On the other hand, there are many reasons social media causes people to feel anxious. Some of us are worried about privacy -- a concern intensified by the recent news about Facebook.

Another source of anxiety is what we view online. Like you, on too many days I am profoundly grieved by what I encounter on social media. I’m unsure of what to pray for and crushed by my seeming inability to do anything about, well, anything.

When I discuss ministry in a new media landscape with Christian leaders, most want to focus on how their institutions can use technology well.

And while I think it is vital for Christian communities to consider what technologies they will use and how, they shouldn’t neglect one of the most powerful questions of social media for Christian communities: How can we use it pastorally? How can Christian communities address both the joys and the anxieties of social media in a pastoral way?

On the basis of the research I have been doing for the Theology of Joy & the Good Life project and my upcoming book with Baker Academic, I’ve developed some suggestions for ways a Christian community can begin to do this:

  • Ask people to share stories about how social media makes them feel about themselves and others. Listen for pastoral concerns. Listen for joys, conflict, learning, laments, hope, anxiety, loneliness and connection.
  • Pray often about the development of technology and people’s social media use. This is an indication that these things matter to God and that technology and social media have meaning and power in people’s lives.
  • Use language in sermons, youth groups, meetings, planning, etc., that signals that the practice of faith includes new media (e.g., mobile phones, streaming services like Netflix), and be an active presence in social media spaces.
  • Engage in meaningful conversation about acting faithfully in the midst of difficult situations on social media such as disagreement, shaming, gossip, bullying and harassment.
  • Make connections between stories in the Bible, stories from history about technology and faith (e.g., the printing press, the Reformation), and contemporary stories about media development and engagement. Put historical and contemporary stories in conversation with one another, and ask the Holy Spirit to teach your Christian community what God is doing among you in the midst of this new media culture and how you might participate in God’s work.

It is my hope that actions like these will help us develop the practice of compassion online, as a way of continuing Jesus’ ministry in a new media culture.

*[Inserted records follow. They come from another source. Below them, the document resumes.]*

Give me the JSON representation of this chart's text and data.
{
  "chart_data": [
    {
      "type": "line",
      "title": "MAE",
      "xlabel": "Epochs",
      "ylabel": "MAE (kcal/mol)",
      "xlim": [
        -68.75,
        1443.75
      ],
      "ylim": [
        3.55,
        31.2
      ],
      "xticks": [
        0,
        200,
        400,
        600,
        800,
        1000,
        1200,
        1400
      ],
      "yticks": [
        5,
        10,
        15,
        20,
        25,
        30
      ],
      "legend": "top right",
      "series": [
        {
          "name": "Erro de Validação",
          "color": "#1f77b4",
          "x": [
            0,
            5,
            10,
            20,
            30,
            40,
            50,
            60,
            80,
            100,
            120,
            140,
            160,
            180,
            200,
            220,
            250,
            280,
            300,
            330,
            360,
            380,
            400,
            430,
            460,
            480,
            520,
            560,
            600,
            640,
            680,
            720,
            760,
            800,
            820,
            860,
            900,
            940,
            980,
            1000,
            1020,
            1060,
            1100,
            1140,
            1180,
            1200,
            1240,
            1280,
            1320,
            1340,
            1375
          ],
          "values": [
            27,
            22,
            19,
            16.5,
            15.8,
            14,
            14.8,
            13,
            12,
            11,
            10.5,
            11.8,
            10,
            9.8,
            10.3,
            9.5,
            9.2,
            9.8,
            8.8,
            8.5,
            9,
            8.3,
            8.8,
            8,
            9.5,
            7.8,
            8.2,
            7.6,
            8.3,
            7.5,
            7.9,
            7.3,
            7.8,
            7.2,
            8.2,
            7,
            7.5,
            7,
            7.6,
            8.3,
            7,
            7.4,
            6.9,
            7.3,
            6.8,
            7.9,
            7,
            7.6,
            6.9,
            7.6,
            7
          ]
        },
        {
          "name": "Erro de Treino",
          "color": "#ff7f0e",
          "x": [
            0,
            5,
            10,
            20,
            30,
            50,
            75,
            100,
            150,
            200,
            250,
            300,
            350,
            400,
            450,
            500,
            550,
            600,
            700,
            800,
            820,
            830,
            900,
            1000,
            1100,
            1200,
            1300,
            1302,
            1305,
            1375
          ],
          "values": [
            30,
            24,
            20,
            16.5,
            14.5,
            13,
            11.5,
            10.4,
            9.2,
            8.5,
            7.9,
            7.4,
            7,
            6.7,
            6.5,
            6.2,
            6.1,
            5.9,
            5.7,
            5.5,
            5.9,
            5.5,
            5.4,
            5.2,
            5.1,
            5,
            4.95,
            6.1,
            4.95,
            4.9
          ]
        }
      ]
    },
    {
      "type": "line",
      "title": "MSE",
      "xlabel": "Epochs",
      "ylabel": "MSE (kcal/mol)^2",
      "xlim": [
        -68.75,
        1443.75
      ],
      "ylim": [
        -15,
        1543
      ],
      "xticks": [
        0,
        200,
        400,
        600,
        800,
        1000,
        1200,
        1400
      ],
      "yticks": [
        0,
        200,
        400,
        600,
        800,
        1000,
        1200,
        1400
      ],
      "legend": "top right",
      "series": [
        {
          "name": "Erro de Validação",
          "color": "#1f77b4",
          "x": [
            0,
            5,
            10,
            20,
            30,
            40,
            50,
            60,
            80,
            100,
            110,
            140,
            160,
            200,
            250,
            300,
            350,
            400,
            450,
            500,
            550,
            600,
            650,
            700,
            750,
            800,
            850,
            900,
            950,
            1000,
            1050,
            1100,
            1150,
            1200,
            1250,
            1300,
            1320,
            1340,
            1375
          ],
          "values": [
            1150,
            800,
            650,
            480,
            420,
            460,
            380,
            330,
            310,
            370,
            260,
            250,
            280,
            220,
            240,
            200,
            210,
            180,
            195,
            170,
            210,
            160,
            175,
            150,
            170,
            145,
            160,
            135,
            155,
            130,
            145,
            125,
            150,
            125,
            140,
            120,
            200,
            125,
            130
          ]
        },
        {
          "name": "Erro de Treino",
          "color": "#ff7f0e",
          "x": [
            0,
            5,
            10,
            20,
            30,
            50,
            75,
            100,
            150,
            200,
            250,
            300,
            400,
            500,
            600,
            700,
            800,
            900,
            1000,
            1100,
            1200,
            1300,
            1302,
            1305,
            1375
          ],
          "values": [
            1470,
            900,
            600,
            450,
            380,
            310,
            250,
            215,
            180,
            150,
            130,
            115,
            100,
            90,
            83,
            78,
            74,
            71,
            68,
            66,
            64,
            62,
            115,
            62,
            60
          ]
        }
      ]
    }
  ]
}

The healing practices of Jesus’ ministry can inform creative ways of using social media to embody Christian visions of the true life.

The invitation in Romans 12 to “rejoice with those who rejoice and mourn with those who mourn” (Romans 12:15) is a beautiful way of thinking about the pastoral use of social media. How can we engage the practice of compassion online, both participating in others’ joys and acknowledging others’ grief?

One mark of the “transformed” mind (Romans 12:2) is a willingness to see others’ joy or pain and embrace it, recognizing it as our own -- recognizing that, as Father Greg Boyle says, “we belong to each other,” offline and online.

Christians understand that joy is not scarce but abundant. And when the joy of other human beings is embraced as our own and then returned back to them, it is deepened that much more, both for them and, mysteriously, for us.

Similarly, when we see pain and acknowledge it and get close to it and then take it on and share it, that pain is somehow transformed. It is not necessarily weakened, but it is seen for what it is: unjust, cruel, traumatizing -- and real.

Sharing in that pain says, “Your pain happened, and it matters to me. In fact, it matters so much that I am willing to offer my resources, emotional and otherwise, to confronting it with you.”

This is one way I imagine that Jesus might enter social media spaces: looking for people with whom he can rejoice and mourn.